Cool Graphics and More

Monday, March 26, 2007

Atlantis!!

My new release, A KNIGHT IN HALCYON centers on the Atlantis myth and I had a blast writing it. In fact, it almost wrote itself and I finished it so quickly it was done before I had a chance to read all the Atlantis reference material I'd gathered. But when I stumbled across something which tied the Atlantis myth to the elves of Britain, my mind went into overdrive. But since I'd already come so far with AKIH, I decided to write another, bigger, historical fantasy with this new premise. I wanted to start the book with a fairytale feel, yet encorporate the entire premise, so it took me almost a month to write these two pages. LOL I'd love some input!!

We were here long before you.

For thousands of years our civilization flourished. Our great island city grew rich on trade and shipping. We ruled the world, and thought our reign would never end.

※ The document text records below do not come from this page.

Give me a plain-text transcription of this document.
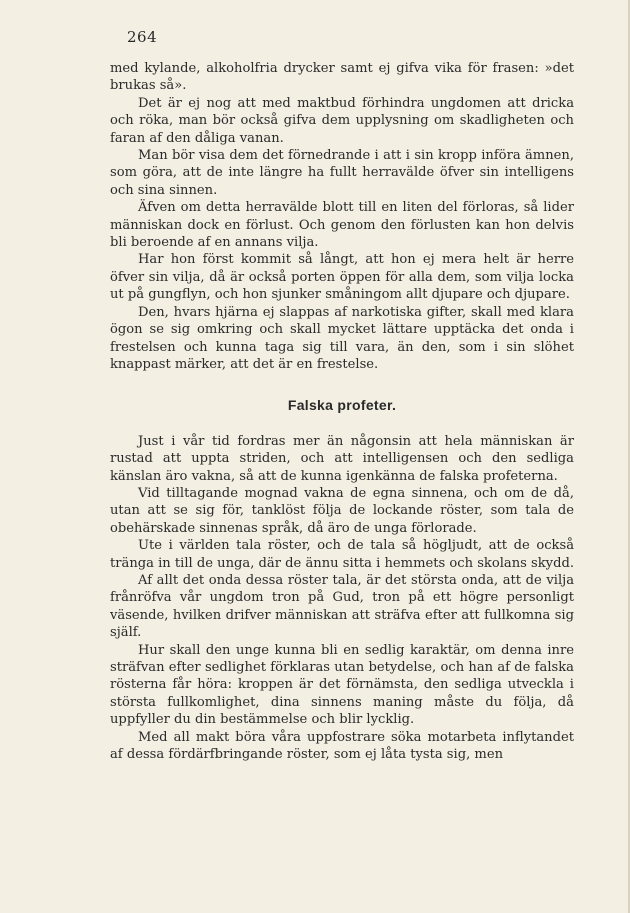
264

med kylande, alkoholfria drycker samt ej gifva vika för frasen: »det brukas så».

Det är ej nog att med maktbud förhindra ungdomen att dricka och röka, man bör också gifva dem upplysning om skadligheten och faran af den dåliga vanan.

Man bör visa dem det förnedrande i att i sin kropp införa ämnen, som göra, att de inte längre ha fullt herravälde öfver sin intelligens och sina sinnen.

Äfven om detta herravälde blott till en liten del förloras, så lider människan dock en förlust. Och genom den förlusten kan hon delvis bli beroende af en annans vilja.

Har hon först kommit så långt, att hon ej mera helt är herre öfver sin vilja, då är också porten öppen för alla dem, som vilja locka ut på gungflyn, och hon sjunker småningom allt djupare och djupare.

Den, hvars hjärna ej slappas af narkotiska gifter, skall med klara ögon se sig omkring och skall mycket lättare upptäcka det onda i frestelsen och kunna taga sig till vara, än den, som i sin slöhet knappast märker, att det är en frestelse.

Falska profeter.

Just i vår tid fordras mer än någonsin att hela människan är rustad att uppta striden, och att intelligensen och den sedliga känslan äro vakna, så att de kunna igenkänna de falska profeterna.

Vid tilltagande mognad vakna de egna sinnena, och om de då, utan att se sig för, tanklöst följa de lockande röster, som tala de obehärskade sinnenas språk, då äro de unga förlorade.

Ute i världen tala röster, och de tala så högljudt, att de också tränga in till de unga, där de ännu sitta i hemmets och skolans skydd.

Af allt det onda dessa röster tala, är det största onda, att de vilja frånröfva vår ungdom tron på Gud, tron på ett högre personligt väsende, hvilken drifver människan att sträfva efter att fullkomna sig själf.

Hur skall den unge kunna bli en sedlig karaktär, om denna inre sträfvan efter sedlighet förklaras utan betydelse, och han af de falska rösterna får höra: kroppen är det förnämsta, den sedliga utveckla i största fullkomlighet, dina sinnens maning måste du följa, då uppfyller du din bestämmelse och blir lycklig.

Med all makt böra våra uppfostrare söka motarbeta inflytandet af dessa fördärfbringande röster, som ej låta tysta sig, men
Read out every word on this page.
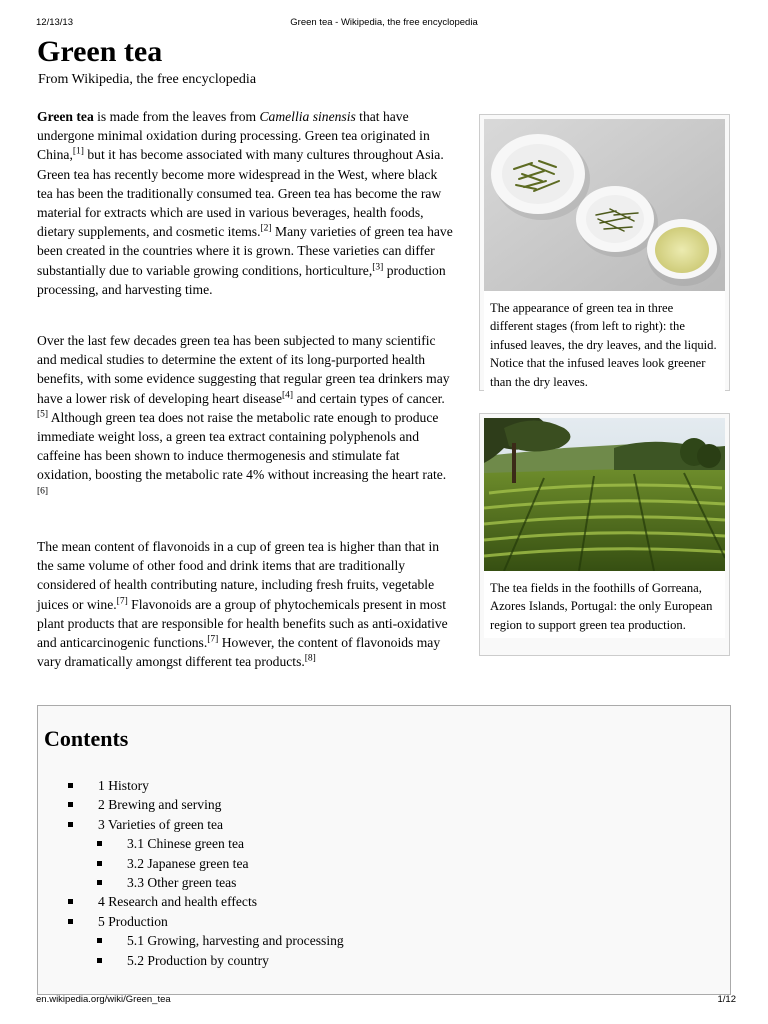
12/13/13	Green tea - Wikipedia, the free encyclopedia
Green tea
From Wikipedia, the free encyclopedia

Green tea is made from the leaves from Camellia sinensis that have undergone minimal oxidation during processing. Green tea originated in China,[1] but it has become associated with many cultures throughout Asia. Green tea has recently become more widespread in the West, where black tea has been the traditionally consumed tea. Green tea has become the raw material for extracts which are used in various beverages, health foods, dietary supplements, and cosmetic items.[2] Many varieties of green tea have been created in the countries where it is grown. These varieties can differ substantially due to variable growing conditions, horticulture,[3] production processing, and harvesting time.

Over the last few decades green tea has been subjected to many scientific and medical studies to determine the extent of its long-purported health benefits, with some evidence suggesting that regular green tea drinkers may have a lower risk of developing heart disease[4] and certain types of cancer.[5] Although green tea does not raise the metabolic rate enough to produce immediate weight loss, a green tea extract containing polyphenols and caffeine has been shown to induce thermogenesis and stimulate fat oxidation, boosting the metabolic rate 4% without increasing the heart rate.[6]

The mean content of flavonoids in a cup of green tea is higher than that in the same volume of other food and drink items that are traditionally considered of health contributing nature, including fresh fruits, vegetable juices or wine.[7] Flavonoids are a group of phytochemicals present in most plant products that are responsible for health benefits such as anti-oxidative and anticarcinogenic functions.[7] However, the content of flavonoids may vary dramatically amongst different tea products.[8]

The appearance of green tea in three different stages (from left to right): the infused leaves, the dry leaves, and the liquid. Notice that the infused leaves look greener than the dry leaves.
The tea fields in the foothills of Gorreana, Azores Islands, Portugal: the only European region to support green tea production.
Contents
1 History
2 Brewing and serving
3 Varieties of green tea
3.1 Chinese green tea
3.2 Japanese green tea
3.3 Other green teas
4 Research and health effects
5 Production
5.1 Growing, harvesting and processing
5.2 Production by country
en.wikipedia.org/wiki/Green_tea	1/12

But nothing lasts forever.

The first time fire fell from the sky, the ground shook, and the ocean rose up in a terrible wave, killing thousands, but our city survived. When it was over, we rebuilt, and became stronger than ever.

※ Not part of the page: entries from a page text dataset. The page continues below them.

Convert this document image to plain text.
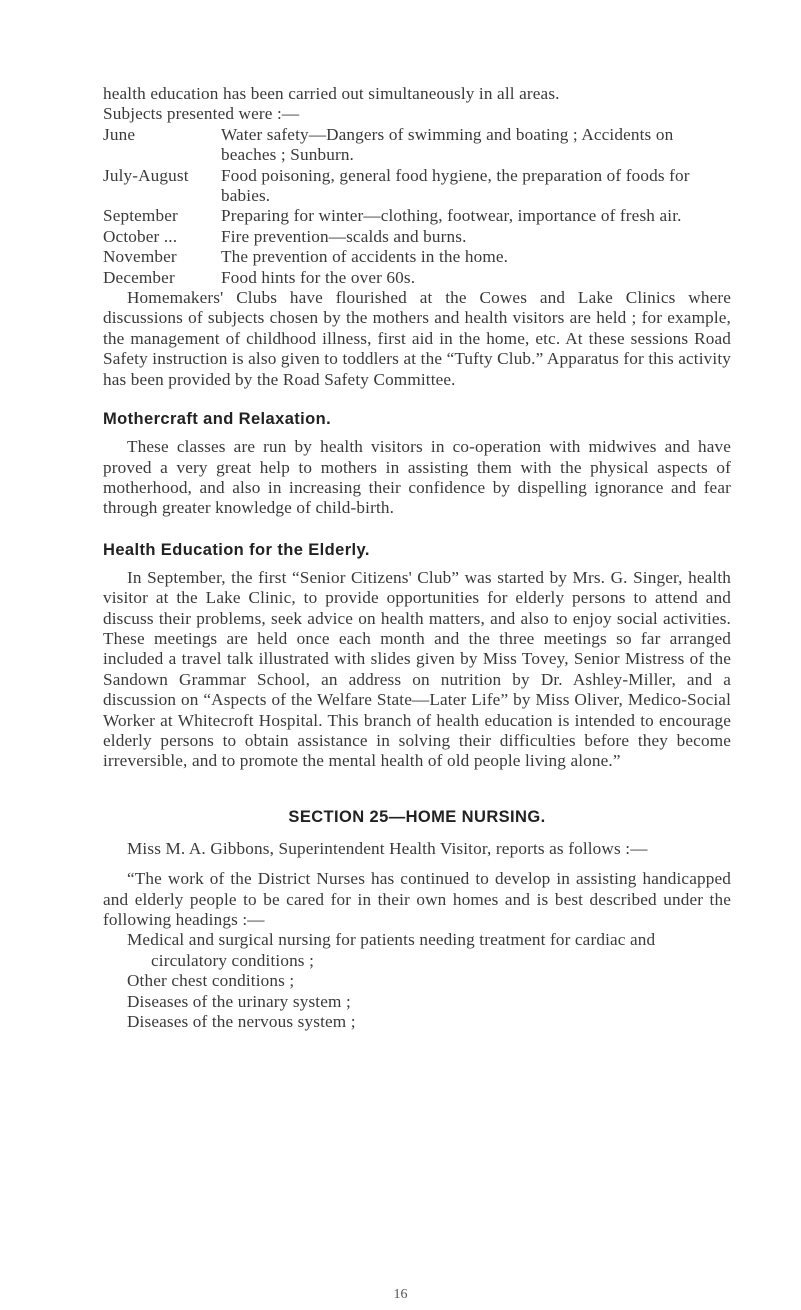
health education has been carried out simultaneously in all areas.

Subjects presented were :—

June	Water safety—Dangers of swimming and boating ; Accidents on beaches ; Sunburn.
July-August	Food poisoning, general food hygiene, the preparation of foods for babies.
September	Preparing for winter—clothing, footwear, importance of fresh air.
October ...	Fire prevention—scalds and burns.
November	The prevention of accidents in the home.
December	Food hints for the over 60s.

Homemakers' Clubs have flourished at the Cowes and Lake Clinics where discussions of subjects chosen by the mothers and health visitors are held ; for example, the management of childhood illness, first aid in the home, etc. At these sessions Road Safety instruction is also given to toddlers at the “Tufty Club.” Apparatus for this activity has been provided by the Road Safety Committee.

Mothercraft and Relaxation.

These classes are run by health visitors in co-operation with midwives and have proved a very great help to mothers in assisting them with the physical aspects of motherhood, and also in increasing their confidence by dispelling ignorance and fear through greater knowledge of child-birth.

Health Education for the Elderly.

In September, the first “Senior Citizens' Club” was started by Mrs. G. Singer, health visitor at the Lake Clinic, to provide opportunities for elderly persons to attend and discuss their problems, seek advice on health matters, and also to enjoy social activities. These meetings are held once each month and the three meetings so far arranged included a travel talk illustrated with slides given by Miss Tovey, Senior Mistress of the Sandown Grammar School, an address on nutrition by Dr. Ashley-Miller, and a discussion on “Aspects of the Welfare State—Later Life” by Miss Oliver, Medico-Social Worker at Whitecroft Hospital. This branch of health education is intended to encourage elderly persons to obtain assistance in solving their difficulties before they become irreversible, and to promote the mental health of old people living alone.”

SECTION 25—HOME NURSING.

Miss M. A. Gibbons, Superintendent Health Visitor, reports as follows :—

“The work of the District Nurses has continued to develop in assisting handicapped and elderly people to be cared for in their own homes and is best described under the following headings :—

Medical and surgical nursing for patients needing treatment for cardiac and circulatory conditions ;

Other chest conditions ;

Diseases of the urinary system ;

Diseases of the nervous system ;

16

For another fifty years, we continued as though nothing had happened, but the great fire snake continued to circle above, biding its time and waiting. A handful of our greatest minds - scientists, architects and philosophers – read the portents and realized that the end was near. We began to plot and plan, determined that our culture and knowledge would not die.

Over the next decade, we pillaged the great libraries of the world and recruited the best and brightest to our cause. Darkness and destruction were coming, and it would take all of our combined skills to defeat it.

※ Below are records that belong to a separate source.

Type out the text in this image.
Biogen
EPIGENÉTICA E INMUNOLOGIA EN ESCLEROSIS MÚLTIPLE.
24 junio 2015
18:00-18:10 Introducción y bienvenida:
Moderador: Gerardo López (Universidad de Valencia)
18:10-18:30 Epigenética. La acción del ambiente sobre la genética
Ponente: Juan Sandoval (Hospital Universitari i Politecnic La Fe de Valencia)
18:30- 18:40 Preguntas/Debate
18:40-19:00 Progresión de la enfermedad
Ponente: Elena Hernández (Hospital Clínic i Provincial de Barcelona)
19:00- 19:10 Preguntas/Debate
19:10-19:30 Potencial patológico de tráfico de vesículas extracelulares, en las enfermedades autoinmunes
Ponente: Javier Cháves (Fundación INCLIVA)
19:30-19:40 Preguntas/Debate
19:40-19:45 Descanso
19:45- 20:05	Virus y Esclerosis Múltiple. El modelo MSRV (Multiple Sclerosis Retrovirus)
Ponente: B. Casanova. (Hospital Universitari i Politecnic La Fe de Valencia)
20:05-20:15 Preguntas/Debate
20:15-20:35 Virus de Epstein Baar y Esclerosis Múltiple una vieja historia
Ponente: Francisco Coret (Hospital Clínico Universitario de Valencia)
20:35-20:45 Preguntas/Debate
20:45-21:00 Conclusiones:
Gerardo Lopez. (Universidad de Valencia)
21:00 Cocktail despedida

We left our island home for the frigid northern climes, settling in the great, underground caverns of Britain. Deep in the bowels of the earth, we learned to harness the power of our subterranean water supply and channeled it to light our settlement. We found ways to grow crops in this false light and then waited for the inevitable.

This time was much worse than before. The tail of the comet dissolved in the earth's atmosphere, bits and pieces exploding across land and sea alike, causing untold death and destruction. As feared, our beautiful city sank beneath the sea. The skies turned black and the very air became a poisonous fume. The water was unsafe to drink, and crops and livestock died.

We were safe in our cavern, but had never imagined how long the blight would last. Generations lived and died below the surface, while the earth tried to recover from the mighty blow she'd been dealt. For nearly a hundred years, we taught our children history and philosophy and made new scientific breakthroughs, safe, if not content, in our underground home.

By the time the sky cleared and the ground became green and fertile, we had advanced light years. But when we finally returned to the surface we found that the rest of humanity had not been so lucky. Millions had died, and those who hadn't had been too busy with the business of survival to worry about preserving their knowledge or culture. The great civilizations of Egypt and Samaria, Greece and others had fallen, leaving behind men who were mere steps above the apes, so full of hysteria and superstition that they looked upon our lordly blond scholars with terror and suspicion.

At less than five hundred in number, we were forced to return to the caverns, venturing out less and less as we became hunted and persecuted. And so we became myth and then faded into legend.

We were called fey, and elvish and spoken of in whispers until we knew we were not even safe beneath the ground. Fearing for our lives, we were forced to go even deeper, beneath the sparkling waves of the north Atlantic, where we built a crystal city, completely self-contained and indestructible. We left the green shores of Britain with no little regret. For two thousand years we have waited for those on the surface to advance enough to accept us, so that we may walk in sunlight once again.

But some of us grow weary of the wait...

Morel Sales!!!

Since my last post I've made a few new sales! I sold A Knight In Halcyon, which is my first fantasy/historical to Cobblestone Press and The American Heiress, a Victorian historical to The Wild Rose Press! The American Heiress will be my first book in print, and I'm VERY excited about that!!